In a contract the pair signed, it was clearly stated that Rivlin had three days to get a refund from Brian, according to the Massachusetts District Attorney's office. Rivlin's assistant flew to Boston on 7 November to collect the paintings and gave Brian a cashier's check of $80,000, which was deposited earlier that same day. When Rivlin saw the paintings the next day, he found that there were no authentication stamps on the back from the Warhol Foundation and that the canvasses were fairly new, according to the Daily Mail. 

He reportedly compared the paintings to the photographs on eBay and concluded they were different. After concluding that the paintings were inauthentic he tried to reach out to Brian repeatedly but his calls went unanswered. According to the DA's office, when Brian replied, he made several excuses for not refunding the money immediately. Later, Brian refunded Rivlin just $30,000 of the $80,000. The gallery owner then contacted the FBI.

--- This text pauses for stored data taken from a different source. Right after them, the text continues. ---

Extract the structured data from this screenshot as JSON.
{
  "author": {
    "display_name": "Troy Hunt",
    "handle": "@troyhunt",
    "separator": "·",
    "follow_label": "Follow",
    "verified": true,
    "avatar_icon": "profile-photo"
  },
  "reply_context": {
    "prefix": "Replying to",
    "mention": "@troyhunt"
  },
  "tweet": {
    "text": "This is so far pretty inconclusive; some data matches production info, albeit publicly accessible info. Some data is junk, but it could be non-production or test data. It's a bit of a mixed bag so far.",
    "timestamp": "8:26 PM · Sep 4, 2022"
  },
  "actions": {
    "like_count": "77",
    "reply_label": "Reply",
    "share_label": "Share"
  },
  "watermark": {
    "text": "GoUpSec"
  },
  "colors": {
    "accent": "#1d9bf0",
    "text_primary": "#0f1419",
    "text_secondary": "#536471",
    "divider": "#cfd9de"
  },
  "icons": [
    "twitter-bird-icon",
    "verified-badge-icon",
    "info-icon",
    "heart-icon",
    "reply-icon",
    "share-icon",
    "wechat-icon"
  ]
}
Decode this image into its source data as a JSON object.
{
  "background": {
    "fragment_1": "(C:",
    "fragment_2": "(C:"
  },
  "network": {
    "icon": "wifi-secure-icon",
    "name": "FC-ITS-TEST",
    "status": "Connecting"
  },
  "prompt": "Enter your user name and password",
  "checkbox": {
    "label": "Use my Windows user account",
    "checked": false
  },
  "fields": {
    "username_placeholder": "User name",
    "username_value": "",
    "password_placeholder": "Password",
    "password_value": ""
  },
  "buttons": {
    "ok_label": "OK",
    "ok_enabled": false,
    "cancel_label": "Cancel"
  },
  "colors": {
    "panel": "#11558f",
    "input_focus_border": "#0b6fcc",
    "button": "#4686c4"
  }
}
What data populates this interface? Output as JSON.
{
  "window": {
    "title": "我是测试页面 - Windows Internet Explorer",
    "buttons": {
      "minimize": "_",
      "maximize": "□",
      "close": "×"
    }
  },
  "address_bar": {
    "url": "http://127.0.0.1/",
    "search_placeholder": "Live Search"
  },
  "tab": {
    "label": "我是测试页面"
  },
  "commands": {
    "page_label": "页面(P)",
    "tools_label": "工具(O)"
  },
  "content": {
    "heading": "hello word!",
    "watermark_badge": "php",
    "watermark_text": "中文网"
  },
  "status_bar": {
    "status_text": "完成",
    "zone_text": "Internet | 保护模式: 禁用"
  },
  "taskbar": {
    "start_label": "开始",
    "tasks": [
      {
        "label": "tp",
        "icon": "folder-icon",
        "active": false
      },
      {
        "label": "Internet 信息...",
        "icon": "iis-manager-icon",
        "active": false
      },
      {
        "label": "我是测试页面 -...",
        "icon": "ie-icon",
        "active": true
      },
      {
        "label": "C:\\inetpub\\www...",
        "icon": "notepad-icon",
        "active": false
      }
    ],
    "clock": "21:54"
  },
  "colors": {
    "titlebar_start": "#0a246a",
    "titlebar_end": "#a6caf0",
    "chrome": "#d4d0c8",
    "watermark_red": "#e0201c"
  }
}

Court records show there have been several issues surrounding Brian's sentencing. Initially, he was scheduled for home confinement but the current status of the case is not clear yet. William Quigley, who is the Cohasset Police Chief, said in a press conference that the case appears to be completely unrelated to Ana's disappearance who has not been seen since New Year's day.It has been reported that Brian has been really cooperative in the search for his wife, Ana.